Na primeira semana de dezembro de 2024, o Tribunal Internacional de Justiça (TIJ) abriu um julgamento histórico que pode marcar um ponto de virada na luta contra as mudanças climáticas. O caso, que será o maior de sua história, pode ajudar as nações mais vulneráveis a enfrentar os impactos do aquecimento global.
Julgamento histórico
O tribunal sediado em Haia ouviu durante duas semanas representantes de 99 países e mais de uma dúzia de organizações intergovernamentais, tratando da responsabilidade legal dos Estados na mitigação das mudanças climáticas. A ação foi impulsionada por uma década de pressão de pequenas nações insulares, que temem desaparecer devido à elevação do nível do mar.
O Tribunal foi solicitado pela Assembleia Geral da ONU, que, no ano passado, pediu um parecer sobre as “obrigações dos Estados em relação às mudanças climáticas”. A nação insular de Vanuatu, que integra esse grupo de Estados vulneráveis, lidera a solicitação e exige uma confirmação legal de que a destruição ambiental causada pela emissão de gases de efeito estufa é ilegal.
Margaretha Wewerinke-Singh, que coordena a equipe jurídica de Vanuatu, afirmou à Associated Press que a expectativa é de que o tribunal declare que os atos que estão prejudicando o clima são ilegais. “Queremos que o tribunal reconheça que a destruição climática que estamos vivenciando é uma violação”, disse ela.
Ameaças diretas à sobrevivência das nações insulares
As mudanças climáticas já estão afetando diretamente os pequenos Estados insulares, como Vanuatu, onde o aumento do nível do mar já atingiu 4,3 centímetros ao longo da última década, com algumas regiões do Pacífico enfrentando subidas ainda mais dramáticas. Desde a Revolução Industrial, a temperatura global aumentou em média 1,3°C, o que tem causado eventos climáticos extremos.
O enviado de Vanuatu para as mudanças climáticas, Ralph Regenvanu, afirmou que os países insulares estão enfrentando a destruição de suas terras, meios de subsistência e culturas devido às mudanças climáticas. “Somos as testemunhas da devastação causada por um problema global que, se não for tratado, resultará na perda de nossos direitos humanos”, disse ele antes das audiências.
Embora qualquer decisão do tribunal seja apenas um parecer consultivo e não tenha força obrigatória, ela pode servir de base para outras ações judiciais em nível nacional e global. “Será um símbolo poderoso, que pode ser usado como fundamento para pressionar os governos a tomarem medidas concretas”, afirmou Regenvanu.

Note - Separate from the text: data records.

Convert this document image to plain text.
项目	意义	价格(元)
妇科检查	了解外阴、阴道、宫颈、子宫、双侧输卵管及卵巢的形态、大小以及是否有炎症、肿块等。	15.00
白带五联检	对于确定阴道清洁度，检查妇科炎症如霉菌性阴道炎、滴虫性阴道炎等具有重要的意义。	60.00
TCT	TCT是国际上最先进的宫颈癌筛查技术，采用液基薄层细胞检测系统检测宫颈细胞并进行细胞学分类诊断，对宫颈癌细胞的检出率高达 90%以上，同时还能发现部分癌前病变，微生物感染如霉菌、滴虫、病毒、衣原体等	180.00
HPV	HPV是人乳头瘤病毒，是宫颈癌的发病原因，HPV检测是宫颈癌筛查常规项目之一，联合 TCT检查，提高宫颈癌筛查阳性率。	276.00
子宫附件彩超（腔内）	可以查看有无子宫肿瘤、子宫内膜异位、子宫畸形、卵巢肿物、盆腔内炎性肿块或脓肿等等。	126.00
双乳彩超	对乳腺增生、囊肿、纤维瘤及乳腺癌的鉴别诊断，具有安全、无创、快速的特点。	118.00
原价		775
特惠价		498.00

Antes das audiências, ativistas ambientais de todo o mundo se reuniram em apoio à causa. A Pacific Islands Students Fighting Climate Change, grupo que teve a ideia original de solicitar o parecer, e a organização World Youth for Climate Justice organizaram eventos com discursos e debates, destacando a importância desse julgamento para as futuras gerações.
O que está em jogo: A responsabilidade dos países e as consequências para o clima
Durante o julgamento, os 15 juízes do TIJ tentarão responder a duas questões fundamentais: o que os países devem fazer, de acordo com o direito internacional, para proteger o clima e o ambiente das emissões humanas de gases de efeito estufa, e quais as implicações legais para os governos cujas ações ou omissões causam danos significativos ao clima.
A segunda questão se concentra especificamente nos pequenos Estados insulares em desenvolvimento, que enfrentam ameaças existenciais devido às mudanças climáticas, além dos impactos sobre as gerações presentes e futuras.
Antes do início das audiências, o Painel Intergovernamental sobre Mudanças Climáticas da ONU forneceu ao tribunal informações científicas sobre o aquecimento global e suas consequências. O caso no TIJ segue uma série de decisões judiciais que exigem mais ações dos governos para reduzir as emissões de carbono, como a decisão histórica do Tribunal Europeu de Direitos Humanos, que determinou que os países devem proteger melhor suas populações das mudanças climáticas.
Um precedente jurídico global
Em maio deste ano, um tribunal das Nações Unidas sobre direito marítimo considerou as emissões de carbono como poluição marinha, exigindo que os países adotassem medidas para mitigar seus efeitos. Além disso, a decisão do Supremo Tribunal dos Países Baixos, que em 2015 reconheceu a proteção contra as mudanças climáticas como um direito humano, foi confirmada em 2019, estabelecendo um precedente jurídico importante.
O julgamento do TIJ poderá criar um marco ainda mais forte, estabelecendo novas bases legais para a ação climática global, pressionando os países, especialmente os mais ricos, a tomarem medidas mais eficazes no combate às mudanças climáticas. O impacto desse caso poderá reverberar além das salas de tribunal, influenciando políticas internacionais e ações judiciais em diversas nações.